Before we dive into the solution, let's break down the equation into its components. The left side, extbf{(x-5)^2}, represents the square of the binomial (x-5). This means we need to expand this expression using the distributive property or the FOIL method (First, Outer, Inner, Last). The right side, 16 - 4x, is a linear expression. Our objective is to manipulate both sides of the equation to bring it into the standard quadratic form. This involves expanding the squared term, combining like terms, and rearranging the equation to set it equal to zero. Understanding these initial steps is crucial for a successful solution.
Step-by-Step Solution
Now, let's embark on the step-by-step solution to find the roots of the equation. This process involves algebraic manipulation, which requires a solid understanding of mathematical principles. We will break down each step in detail, ensuring that the logic behind each operation is clear.
1. Expanding the Left Side
The first step is to expand the left side of the equation, extbf{(x-5)^2}. This means multiplying the binomial (x-5) by itself. Using the FOIL method or the distributive property, we get:
(x-5)^2 = (x-5)(x-5) = x^2 - 5x - 5x + 25 = x^2 - 10x + 25
2. Rewriting the Equation
Now that we've expanded the left side, we can rewrite the original equation as:
x^2 - 10x + 25 = 16 - 4x
3. Rearranging to Standard Quadratic Form
To bring the equation into the standard quadratic form (ax^2 + bx + c = 0), we need to move all terms to one side of the equation. Let's add 4x to both sides and subtract 16 from both sides:
x^2 - 10x + 25 + 4x - 16 = 0
4. Combining Like Terms
Next, we combine like terms to simplify the equation:
x^2 - 6x + 9 = 0
Now, we have the equation in the standard quadratic form, where a = 1, b = -6, and c = 9.

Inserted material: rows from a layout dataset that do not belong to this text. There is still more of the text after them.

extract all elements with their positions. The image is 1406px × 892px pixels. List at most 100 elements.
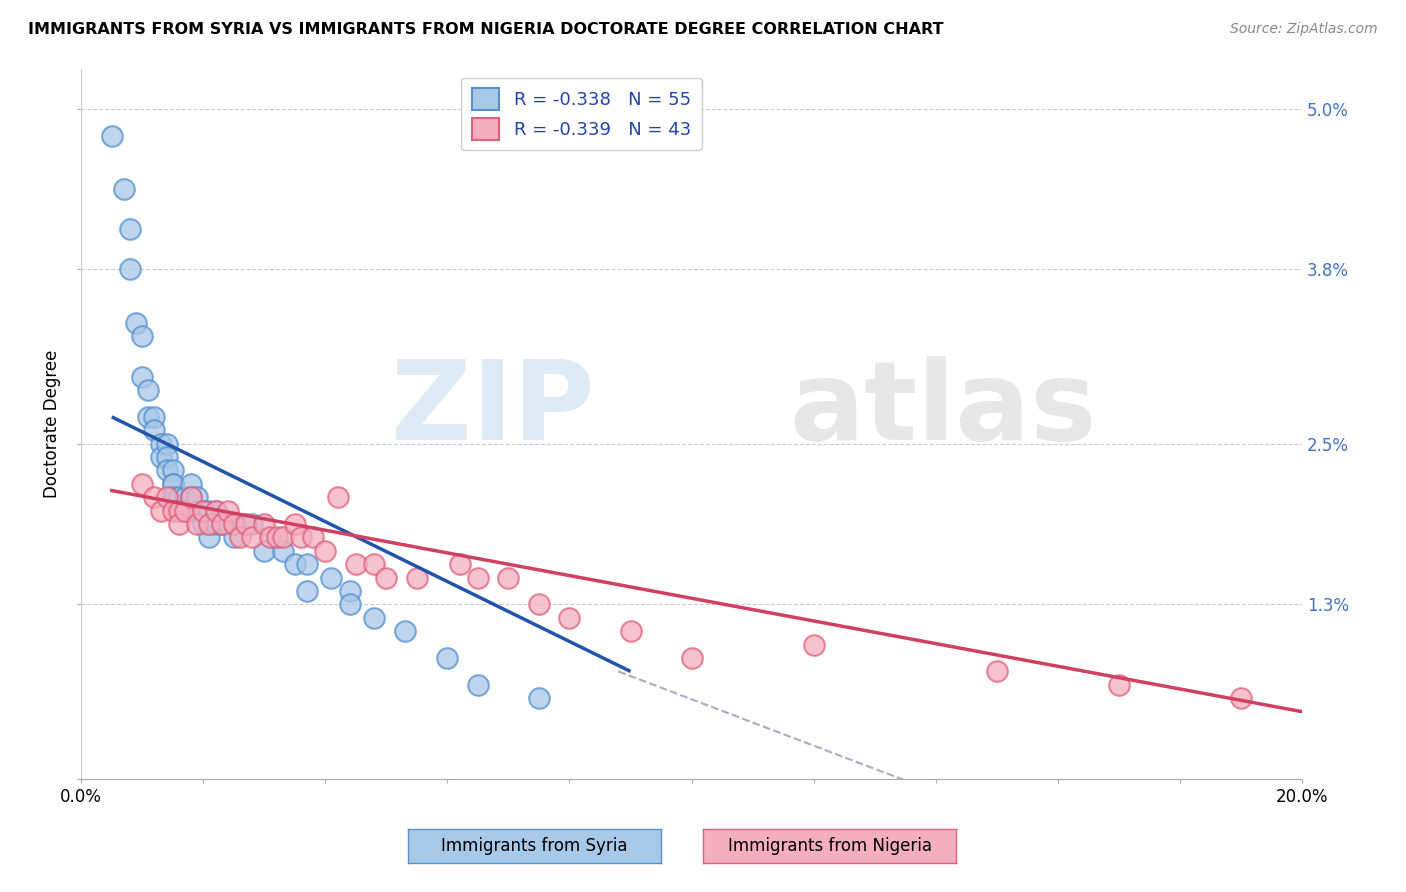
Point — [174, 503, 197, 517]
Point — [162, 463, 184, 477]
Y-axis label: Doctorate Degree: Doctorate Degree — [44, 350, 60, 498]
Point — [131, 369, 153, 384]
Point — [222, 517, 245, 532]
Point — [100, 128, 122, 143]
Point — [211, 517, 233, 532]
Point — [156, 490, 179, 504]
Point — [180, 503, 202, 517]
Point — [167, 490, 190, 504]
Point — [259, 531, 281, 545]
Point — [198, 517, 221, 532]
Point — [253, 544, 276, 558]
Point — [339, 584, 361, 599]
Point — [394, 624, 416, 639]
Point — [290, 531, 312, 545]
Point — [284, 558, 307, 572]
Point — [186, 517, 208, 532]
Point — [204, 503, 226, 517]
Point — [240, 531, 263, 545]
Point — [363, 558, 385, 572]
Point — [167, 517, 190, 532]
Point — [162, 476, 184, 491]
Point — [167, 503, 190, 517]
Point — [619, 624, 641, 639]
Point — [143, 409, 166, 424]
Point — [467, 571, 489, 585]
Point — [156, 450, 179, 464]
Point — [162, 490, 184, 504]
Point — [326, 490, 349, 504]
Point — [193, 503, 215, 517]
Point — [217, 517, 239, 532]
Point — [162, 503, 184, 517]
Point — [174, 503, 197, 517]
Point — [449, 558, 471, 572]
Point — [193, 503, 215, 517]
Point — [125, 316, 148, 330]
Point — [803, 638, 825, 652]
Point — [149, 450, 172, 464]
Point — [229, 531, 252, 545]
Text: IMMIGRANTS FROM SYRIA VS IMMIGRANTS FROM NIGERIA DOCTORATE DEGREE CORRELATION CH: IMMIGRANTS FROM SYRIA VS IMMIGRANTS FROM… — [28, 22, 943, 37]
Point — [986, 665, 1008, 679]
Point — [180, 476, 202, 491]
Point — [156, 463, 179, 477]
Point — [131, 329, 153, 343]
Point — [180, 490, 202, 504]
Point — [339, 598, 361, 612]
Point — [222, 517, 245, 532]
Point — [558, 611, 581, 625]
Point — [149, 503, 172, 517]
Text: Immigrants from Syria: Immigrants from Syria — [441, 837, 627, 855]
Point — [681, 651, 703, 665]
Point — [314, 544, 336, 558]
Point — [193, 517, 215, 532]
Point — [363, 611, 385, 625]
Point — [1108, 678, 1130, 692]
Point — [271, 544, 294, 558]
Point — [467, 678, 489, 692]
Point — [1230, 691, 1253, 706]
Point — [149, 436, 172, 450]
Point — [120, 222, 142, 236]
Point — [198, 531, 221, 545]
Point — [120, 262, 142, 277]
Point — [186, 490, 208, 504]
Text: Immigrants from Nigeria: Immigrants from Nigeria — [727, 837, 932, 855]
Point — [344, 558, 367, 572]
Point — [138, 383, 160, 397]
Point — [204, 517, 226, 532]
Point — [266, 531, 288, 545]
Point — [143, 423, 166, 437]
Point — [240, 517, 263, 532]
Point — [211, 517, 233, 532]
Point — [138, 409, 160, 424]
Point — [498, 571, 520, 585]
Point — [131, 476, 153, 491]
Point — [143, 490, 166, 504]
Point — [295, 558, 318, 572]
Point — [253, 517, 276, 532]
Point — [271, 531, 294, 545]
Point — [198, 517, 221, 532]
Point — [321, 571, 343, 585]
Point — [527, 691, 550, 706]
Point — [302, 531, 325, 545]
Text: ZIP: ZIP — [391, 356, 593, 463]
Point — [193, 503, 215, 517]
Point — [162, 476, 184, 491]
Legend: R = -0.338   N = 55, R = -0.339   N = 43: R = -0.338 N = 55, R = -0.339 N = 43 — [461, 78, 702, 151]
Text: atlas: atlas — [789, 356, 1097, 463]
Point — [112, 182, 135, 196]
Point — [284, 517, 307, 532]
Point — [174, 490, 197, 504]
Point — [180, 490, 202, 504]
Point — [186, 503, 208, 517]
Point — [527, 598, 550, 612]
Point — [167, 503, 190, 517]
Point — [436, 651, 458, 665]
Point — [198, 503, 221, 517]
Text: Source: ZipAtlas.com: Source: ZipAtlas.com — [1230, 22, 1378, 37]
Point — [156, 436, 179, 450]
Point — [217, 503, 239, 517]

5. Factoring the Quadratic Equation
Now that we have the quadratic equation in standard form, we can solve it. One method is factoring. We need to find two numbers that multiply to 9 and add up to -6. These numbers are -3 and -3. Therefore, we can factor the equation as:
(x - 3)(x - 3) = 0
This can also be written as:
(x - 3)^2 = 0
6. Solving for x
To find the roots, we set each factor equal to zero:
x - 3 = 0
Solving for x, we get:
x = 3
Since both factors are the same, we have a repeated root.
Alternative Method: Quadratic Formula
While we successfully solved the equation by factoring, it's beneficial to know other methods. The quadratic formula is a universal method for solving quadratic equations, even when factoring is difficult or impossible. The quadratic formula is:
x = [-b ± √(b^2 - 4ac)] / (2a)
For our equation, x^2 - 6x + 9 = 0, we have a = 1, b = -6, and c = 9. Plugging these values into the quadratic formula, we get:
x = [6 ± √((-6)^2 - 4 * 1 * 9)] / (2 * 1)
x = [6 ± √(36 - 36)] / 2
x = [6 ± √0] / 2
x = 6 / 2
x = 3
As we can see, the quadratic formula confirms our solution: x = 3.

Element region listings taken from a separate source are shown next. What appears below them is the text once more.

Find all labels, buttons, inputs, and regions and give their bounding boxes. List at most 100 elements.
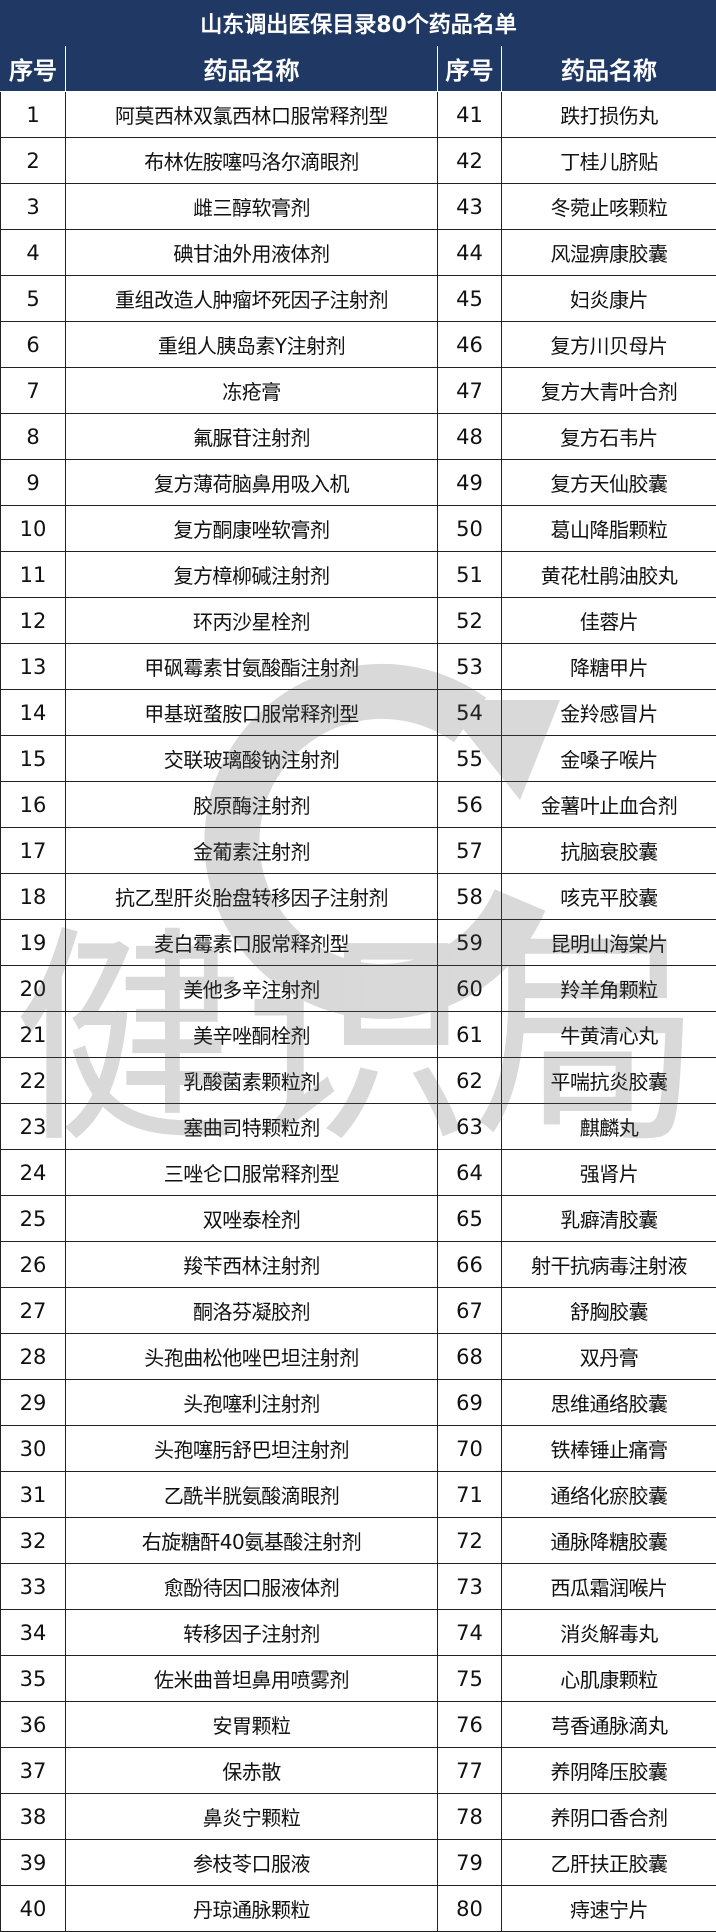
drug-name: 丹琼通脉颗粒 (66, 1886, 438, 1932)
row-number: 54 (438, 690, 502, 736)
drug-name: 雌三醇软膏剂 (66, 184, 438, 230)
drug-name: 胶原酶注射剂 (66, 782, 438, 828)
drug-name: 酮洛芬凝胶剂 (66, 1288, 438, 1334)
row-number: 45 (438, 276, 502, 322)
drug-name: 重组改造人肿瘤坏死因子注射剂 (66, 276, 438, 322)
drug-name: 佐米曲普坦鼻用喷雾剂 (66, 1656, 438, 1702)
row-number: 36 (1, 1702, 66, 1748)
drug-name: 布林佐胺噻吗洛尔滴眼剂 (66, 138, 438, 184)
row-number: 6 (1, 322, 66, 368)
row-number: 31 (1, 1472, 66, 1518)
row-number: 75 (438, 1656, 502, 1702)
row-number: 32 (1, 1518, 66, 1564)
row-number: 37 (1, 1748, 66, 1794)
row-number: 23 (1, 1104, 66, 1150)
drug-name: 通脉降糖胶囊 (502, 1518, 716, 1564)
table-title: 山东调出医保目录80个药品名单 (1, 1, 716, 46)
row-number: 58 (438, 874, 502, 920)
drug-name: 芎香通脉滴丸 (502, 1702, 716, 1748)
drug-name: 乳酸菌素颗粒剂 (66, 1058, 438, 1104)
drug-name: 复方樟柳碱注射剂 (66, 552, 438, 598)
drug-name: 乙酰半胱氨酸滴眼剂 (66, 1472, 438, 1518)
drug-name: 消炎解毒丸 (502, 1610, 716, 1656)
drug-name: 氟脲苷注射剂 (66, 414, 438, 460)
row-number: 79 (438, 1840, 502, 1886)
drug-name: 养阴降压胶囊 (502, 1748, 716, 1794)
row-number: 18 (1, 874, 66, 920)
drug-name: 麦白霉素口服常释剂型 (66, 920, 438, 966)
row-number: 25 (1, 1196, 66, 1242)
row-number: 8 (1, 414, 66, 460)
row-number: 3 (1, 184, 66, 230)
drug-name: 复方大青叶合剂 (502, 368, 716, 414)
row-number: 28 (1, 1334, 66, 1380)
drug-name: 牛黄清心丸 (502, 1012, 716, 1058)
row-number: 60 (438, 966, 502, 1012)
drug-name: 交联玻璃酸钠注射剂 (66, 736, 438, 782)
drug-name: 头孢曲松他唑巴坦注射剂 (66, 1334, 438, 1380)
drug-name: 头孢噻利注射剂 (66, 1380, 438, 1426)
row-number: 1 (1, 92, 66, 138)
row-number: 9 (1, 460, 66, 506)
row-number: 59 (438, 920, 502, 966)
drug-name: 复方天仙胶囊 (502, 460, 716, 506)
drug-name: 塞曲司特颗粒剂 (66, 1104, 438, 1150)
drug-name: 降糖甲片 (502, 644, 716, 690)
drug-name: 环丙沙星栓剂 (66, 598, 438, 644)
drug-name: 平喘抗炎胶囊 (502, 1058, 716, 1104)
drug-name: 复方石韦片 (502, 414, 716, 460)
row-number: 19 (1, 920, 66, 966)
drug-name: 麒麟丸 (502, 1104, 716, 1150)
row-number: 12 (1, 598, 66, 644)
drug-name: 羚羊角颗粒 (502, 966, 716, 1012)
row-number: 41 (438, 92, 502, 138)
row-number: 22 (1, 1058, 66, 1104)
drug-name: 乙肝扶正胶囊 (502, 1840, 716, 1886)
row-number: 76 (438, 1702, 502, 1748)
row-number: 24 (1, 1150, 66, 1196)
header-row: 序号 药品名称 序号 药品名称 (1, 46, 716, 92)
drug-name: 愈酚待因口服液体剂 (66, 1564, 438, 1610)
drug-name: 碘甘油外用液体剂 (66, 230, 438, 276)
drug-name: 羧苄西林注射剂 (66, 1242, 438, 1288)
drug-name: 抗乙型肝炎胎盘转移因子注射剂 (66, 874, 438, 920)
row-number: 11 (1, 552, 66, 598)
drug-name: 丁桂儿脐贴 (502, 138, 716, 184)
row-number: 66 (438, 1242, 502, 1288)
drug-name: 右旋糖酐40氨基酸注射剂 (66, 1518, 438, 1564)
drug-name: 头孢噻肟舒巴坦注射剂 (66, 1426, 438, 1472)
row-number: 7 (1, 368, 66, 414)
drug-name: 西瓜霜润喉片 (502, 1564, 716, 1610)
drug-name: 妇炎康片 (502, 276, 716, 322)
drug-name: 佳蓉片 (502, 598, 716, 644)
drug-name: 葛山降脂颗粒 (502, 506, 716, 552)
row-number: 49 (438, 460, 502, 506)
drug-name: 冬菀止咳颗粒 (502, 184, 716, 230)
drug-name: 射干抗病毒注射液 (502, 1242, 716, 1288)
drug-name: 舒胸胶囊 (502, 1288, 716, 1334)
row-number: 17 (1, 828, 66, 874)
drug-name: 重组人胰岛素Y注射剂 (66, 322, 438, 368)
drug-name: 美辛唑酮栓剂 (66, 1012, 438, 1058)
row-number: 53 (438, 644, 502, 690)
row-number: 5 (1, 276, 66, 322)
row-number: 69 (438, 1380, 502, 1426)
row-number: 67 (438, 1288, 502, 1334)
drug-name: 养阴口香合剂 (502, 1794, 716, 1840)
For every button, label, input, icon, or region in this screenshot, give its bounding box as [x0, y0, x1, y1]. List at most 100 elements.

Verification of the Solution
It's always a good practice to verify our solution by plugging it back into the original equation. Let's substitute x = 3 into the equation (x-5)^2 = 16 - 4x:
(3-5)^2 = 16 - 4(3)
(-2)^2 = 16 - 12
4 = 4
Since the equation holds true, our solution x = 3 is correct.
Conclusion
In conclusion, the root of the equation extbf{(x-5)^2 = 16 - 4x} is x = 3. We arrived at this solution by expanding, rearranging, factoring, and verifying our answer. We also demonstrated the use of the quadratic formula as an alternative method. Mastering these techniques is essential for solving various algebraic problems. The key to success lies in understanding the underlying principles and practicing consistently. This step-by-step guide provides a solid foundation for tackling similar equations and enhancing your problem-solving skills in mathematics.